Ma il bello deve ancora venire, e avviene quando si propone, come antidoto alla disumanizzazione, “il modello del Cirque du Soleil”. Quella sì è metafora della creatività circense, senza animali costretti a svolgere il ruolo degli automi. E a questo punto, scusatemi, la mia voglia di dialogare tranquillo con chi pensa diversamente da me deve finire qui.
Premetto che il Cirque du Soleil io l’ho visto in diverse occasioni e l’ho sempre considerato buona esperienza per elaborare nuove considerazioni sull’arte circense che poi avrei scritto anche sulla rivista “Sipario”. Premetto ancora che avevo effettuato per il settimanale “Oggi” una lunghissima intervista telefonica con il regista di origine italiana (al momento non ne ricordo il nome) che aveva realizzato uno spettacolo di cui si annunciava l’arrivo qui da noi, come poi è avvenuto. E aggiungo che proprio questo gli avevo espresso: qualche perplessità su uno spettacolo che può apparire “troppo perfetto”. Lui mi aveva dato ragione, su questo rischio, ma mi aveva dato la sua ricetta: “Ogni tanto io, allo spettacolo do un calcio che lo rigenera come nuovo”.
Tanto di cappello al Soleil, dunque, che giustamente non ospita animali perché infrangerebbero il ritmo degli spettacoli. Ma che c’è bisogno di falsificare il circo classico solo per apprezzare meglio una novità? Perché quello della poetessa polacca che ha vinto il Nobel è, con tutto il rispetto per la poesia, un giudizio superficiale che non risponde a verità. Naturalmente lo spettacolo di circo funziona se in pista esiste una disciplina, valida per uomini e animali, ma chi parla di automi chiamati a operare dentro il cerchio dimostra chiaramente di essere sempre e solo rimasto dalla parte di quelli che al circo ci vanno per caso, masticano la cicca durante l’intero spettacolo, e poi con la cicca nel cestino sputano lo spettacolo che non hanno visto. Il circo è attenzione continua, possibilità continua che qualcosa vada storto, capacità di mutare programma all’improvviso quando qualcosa, appunto, va storto. Il meccanicismo, semmai, è proprio nei circhi perfettini come il Soleil. Di questo mi è accaduto di parlare tempo addietro con un artista italiano, che non solo è stato maestro di sé in circo ma anche maestro dei figli tanto da averli portati alle glorie del Soleil. Troppa fiducia nell’automatizzazione dell’esercizio, diceva. Ognuno col suo auricolare, ognuno chiuso in sé, ognuno pronto nei suoi gesti ma non altrettanto pronto a tener conto degli eventuali errori di un compagno. E da buon circense italiano mi ripeteva: “Ma tu in quei momenti non puoi guardare solo te stesso: tu, all’estremo, sei lì per salvargli la vita”.
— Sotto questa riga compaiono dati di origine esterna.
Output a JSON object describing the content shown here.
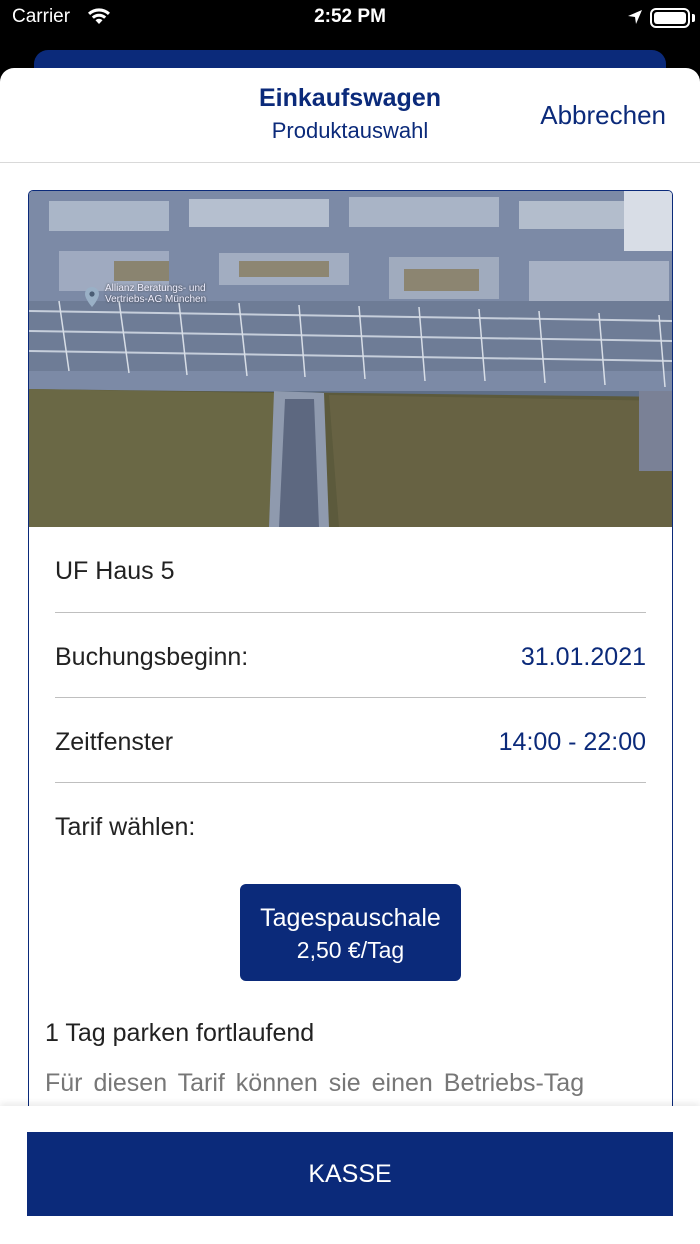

Questo è il cosiddetto “automatismo” del circo italiano, quello vero. E lasciatelo dire a un giornalista amico del circo che è stato capace di andare a vedere lo spesso spettacolo più volte di seguito e ha annotato sul taccuino che quasi mai l’esercizio effettuato nel pomeriggio era proprio uguale uguale a quello della sera. Stanchezze umane, debolezze umane, vanità umane. Metteteci quel che volete, ma sempre materia umana, che è capace di tutto e anche di far credere a un meccanicismo perfetto a chi poco s’intende di circo. Digrazia che può capitare anche alle poetesse cui non basta il Nobel per farci sapere che sono politicamente corrette.